Page 31 of Violent Little Thing
Home Invasion
DELILAH
S ome things are worse than death.
The first time I heard that phrase, I was fifteen years old and sitting outside of my father’s office, eavesdropping while he held a meeting. It was eleven years ago and just the beginning of the money woes Rose Cosmetics faced before going bankrupt and being pulled from retail shelves.
That day, my father welcomed a business consultant into the house to talk through some observations and options moving forward.
Sadly, he was too proud and ignored most of those recommendations.
It wasn’t until later that I understood the company’s board members sent the consultant as an intervention after my father bulldozed his way past their official advice.
At the time, Marcellus was power drunk on being a member of The Society.
He felt invincible, so when the consultant and lawyer suggested filing Chapter 11, he told them there were things worse than death .
For example, having to publicly file for bankruptcy and risk falling out of favor with his friends who actually had the means to back up their affluent lifestyles.
Appearing weak was worse than death to him, and that sentiment eventually led to his demise. Both in business and in life.
Today, more than ever, I’m finding truth in what he believed.
I’ve gotten so comfortable in my new cage that some days I forget it’s still a cage.
I’m getting soft and that’s exactly what a predator like Adonis would want.
Whenever his benevolence runs out, I’ll have to deal with the consequences of letting myself believe it was ever anything other than captivity.
Because the man I’m supposed to hate has turned into a tolerable nuisance.
I hate the way he notices changes in my mood before I can mask them.
I hate the way he tricks me into conversations with him every night.
I hate the way he knows what I like to eat. Today, when he ordered for me at the sushi spot, I’d been doubtful until everything arrived at the table.
He knows all my vices and I’m tired of him seeing me at my worst.
Tired of needing him.
Tired of owing him.
And no matter how hard I try to trick myself into believing otherwise, it’s jarring to have all these tender moments from the past few weeks with someone who took me to get back at my brother .
Even worse when I think about how comforting he is. In every way.
He shouldn’t be the first person I want to see when I wake up, but he is.
His voice shouldn’t be the last sound I want to hear before I go to sleep, but it is.
Adonis is everything I didn’t want him to be. It’s exactly why I need a minute to myself when we get home from the pharmacy.
In my room, I set the paper bag with my new prescriptions on the nightstand, pivoting halfway before freezing at the sight of the folder that wasn’t there this morning.
In blocky handwriting, “FOR MS. DELILAH” is scrawled in black sharpie.
Below that is the string of ten numbers I memorized the day Indigo sent me the photo.
704-555-8851
Trying to steady my hands, I lift the folder and inhale.
“Oh my god.” I marvel at the weight of it. “When did he leave this here?” I wonder aloud, my mind flashing back to Adonis telling me Victor had the day off. A tender feeling consumes me at the thought of him using his day off to get this to me.

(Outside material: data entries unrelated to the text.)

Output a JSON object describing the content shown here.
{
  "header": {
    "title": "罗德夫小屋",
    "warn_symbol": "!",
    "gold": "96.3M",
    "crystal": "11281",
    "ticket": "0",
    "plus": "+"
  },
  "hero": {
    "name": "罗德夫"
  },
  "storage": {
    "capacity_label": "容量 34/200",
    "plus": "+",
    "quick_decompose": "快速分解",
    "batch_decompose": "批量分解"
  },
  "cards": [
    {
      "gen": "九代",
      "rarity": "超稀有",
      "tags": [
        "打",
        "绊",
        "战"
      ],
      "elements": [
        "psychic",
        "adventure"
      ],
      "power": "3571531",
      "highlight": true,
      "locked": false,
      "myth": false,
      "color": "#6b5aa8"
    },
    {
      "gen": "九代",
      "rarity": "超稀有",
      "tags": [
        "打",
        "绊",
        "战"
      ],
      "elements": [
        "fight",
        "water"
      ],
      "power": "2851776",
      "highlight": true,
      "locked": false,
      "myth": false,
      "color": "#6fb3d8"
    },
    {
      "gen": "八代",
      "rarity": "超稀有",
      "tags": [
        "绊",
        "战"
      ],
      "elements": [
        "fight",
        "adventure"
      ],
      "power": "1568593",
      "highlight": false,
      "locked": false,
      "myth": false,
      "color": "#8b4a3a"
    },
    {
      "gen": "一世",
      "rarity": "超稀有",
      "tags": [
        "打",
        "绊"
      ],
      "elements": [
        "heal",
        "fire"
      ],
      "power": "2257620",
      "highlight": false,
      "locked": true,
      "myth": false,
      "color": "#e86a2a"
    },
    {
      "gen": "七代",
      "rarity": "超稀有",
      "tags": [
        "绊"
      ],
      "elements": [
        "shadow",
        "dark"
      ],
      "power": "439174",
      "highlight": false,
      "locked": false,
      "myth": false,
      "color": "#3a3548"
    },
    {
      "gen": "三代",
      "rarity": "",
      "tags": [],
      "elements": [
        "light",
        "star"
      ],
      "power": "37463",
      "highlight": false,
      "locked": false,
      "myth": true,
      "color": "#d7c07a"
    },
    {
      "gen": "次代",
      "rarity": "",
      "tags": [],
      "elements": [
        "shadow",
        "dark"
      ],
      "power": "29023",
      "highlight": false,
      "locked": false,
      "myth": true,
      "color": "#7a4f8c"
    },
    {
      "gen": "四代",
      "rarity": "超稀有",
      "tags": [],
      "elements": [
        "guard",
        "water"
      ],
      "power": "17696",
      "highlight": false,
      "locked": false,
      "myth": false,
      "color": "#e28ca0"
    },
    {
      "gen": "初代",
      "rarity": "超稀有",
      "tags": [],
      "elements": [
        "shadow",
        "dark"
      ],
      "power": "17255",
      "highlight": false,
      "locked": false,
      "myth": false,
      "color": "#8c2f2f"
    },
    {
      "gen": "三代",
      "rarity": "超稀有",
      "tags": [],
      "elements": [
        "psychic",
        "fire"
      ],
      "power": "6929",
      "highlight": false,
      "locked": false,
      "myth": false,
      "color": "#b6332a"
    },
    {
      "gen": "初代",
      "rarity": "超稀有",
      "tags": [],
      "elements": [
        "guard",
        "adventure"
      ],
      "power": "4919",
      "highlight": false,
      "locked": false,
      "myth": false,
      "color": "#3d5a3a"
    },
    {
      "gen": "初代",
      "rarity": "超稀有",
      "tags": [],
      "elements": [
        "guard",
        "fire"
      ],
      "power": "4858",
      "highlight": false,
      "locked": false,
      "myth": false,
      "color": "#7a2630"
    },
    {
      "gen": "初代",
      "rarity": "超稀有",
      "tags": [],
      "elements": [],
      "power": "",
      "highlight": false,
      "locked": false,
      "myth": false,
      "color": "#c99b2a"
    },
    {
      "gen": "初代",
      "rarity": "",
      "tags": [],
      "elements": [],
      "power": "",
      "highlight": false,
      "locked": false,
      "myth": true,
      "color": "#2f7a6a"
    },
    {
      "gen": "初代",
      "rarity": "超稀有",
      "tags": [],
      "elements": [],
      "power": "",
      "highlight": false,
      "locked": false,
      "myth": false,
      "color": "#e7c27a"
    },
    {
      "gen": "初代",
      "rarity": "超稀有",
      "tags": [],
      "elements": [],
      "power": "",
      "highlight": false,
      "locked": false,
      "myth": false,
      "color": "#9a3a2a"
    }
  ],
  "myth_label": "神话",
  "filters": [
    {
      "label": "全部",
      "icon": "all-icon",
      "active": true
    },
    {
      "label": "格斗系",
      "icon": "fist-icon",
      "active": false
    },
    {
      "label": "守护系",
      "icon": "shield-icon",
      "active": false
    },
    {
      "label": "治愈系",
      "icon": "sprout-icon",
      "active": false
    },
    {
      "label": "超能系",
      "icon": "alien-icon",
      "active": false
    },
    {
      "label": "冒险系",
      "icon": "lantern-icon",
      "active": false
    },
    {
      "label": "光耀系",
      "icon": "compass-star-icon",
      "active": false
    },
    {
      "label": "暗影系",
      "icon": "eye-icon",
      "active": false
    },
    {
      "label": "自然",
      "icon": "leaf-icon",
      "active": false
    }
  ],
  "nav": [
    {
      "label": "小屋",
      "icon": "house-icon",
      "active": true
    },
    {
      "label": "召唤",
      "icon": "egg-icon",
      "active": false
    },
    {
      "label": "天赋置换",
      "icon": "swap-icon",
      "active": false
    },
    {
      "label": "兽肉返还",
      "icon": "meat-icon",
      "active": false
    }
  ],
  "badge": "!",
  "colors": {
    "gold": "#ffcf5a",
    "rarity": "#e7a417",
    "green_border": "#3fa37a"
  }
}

I make sure my door is closed and sit down on the floor with my back pressed against it.
Everything else on my mind is wiped clean as I open the folder, hands shaking and all.
A copy of a phone bill tops the stack of documents. My eyes scan it quickly, whispering the details to myself.
The account originated in Charlotte, North Carolina as I suspected. Five years ago.
But the name attached to the phone bill elicits nothing but confusion .
Elodie King.
I read it over and over, trying to ring a bell but coming up empty.
As I turn the pages, my brows pinch harder at every new detail.
Fifty-three years old.
Chemistry professor for the last two years at a private women’s college in Raleigh.
Married.
“The woman has her shit together, but what the hell does she want with me?”
As if he knew I’d have that question, the next paper Victor included is dedicated to every alias the woman has had.
Elodie King f/k/a Elodie Carmichael f/k/a Melody Rose f/k/a Melody Hart.
Over and over, my attention homes in on the name in the middle of the list.
Melody Rose.
Her married name.
A name she changed twenty-two years ago before adopting the name Elodie Carmichael.
My heart pounds violently as my hand crumples the paper.
Melody Rose. The name is a stain on my vision now. I can see it even after I slam my eyes shut to focus on my breaths.
Melody Rose.
The woman who left my father.
Melody Rose.
The woman who gave birth to me and left me in that house.
A torrent of emotions winds around my windpipe until I’m coaching myself through manual breathing.
Melody Rose.
My mother.
The woman who chose herself.
And now she’s dropping envelopes at my door like she didn’t disappear from my life more than two decades ago.
Soon, a whirring sound fills my ears.
What the fuck?
What the fuck?
What the fuck?
No matter what I do, my inhales feel like I’m sucking them through a narrow straw. It’s not enough oxygen. Not enough anything .
My breaths come out in gasps, but my tears don’t get a chance to fall because the unmistakable sound of glass shattering downstairs interrupts my pity party.
Without thinking, I jump to my feet, shove the folder under my pillow and whip my bedroom door open.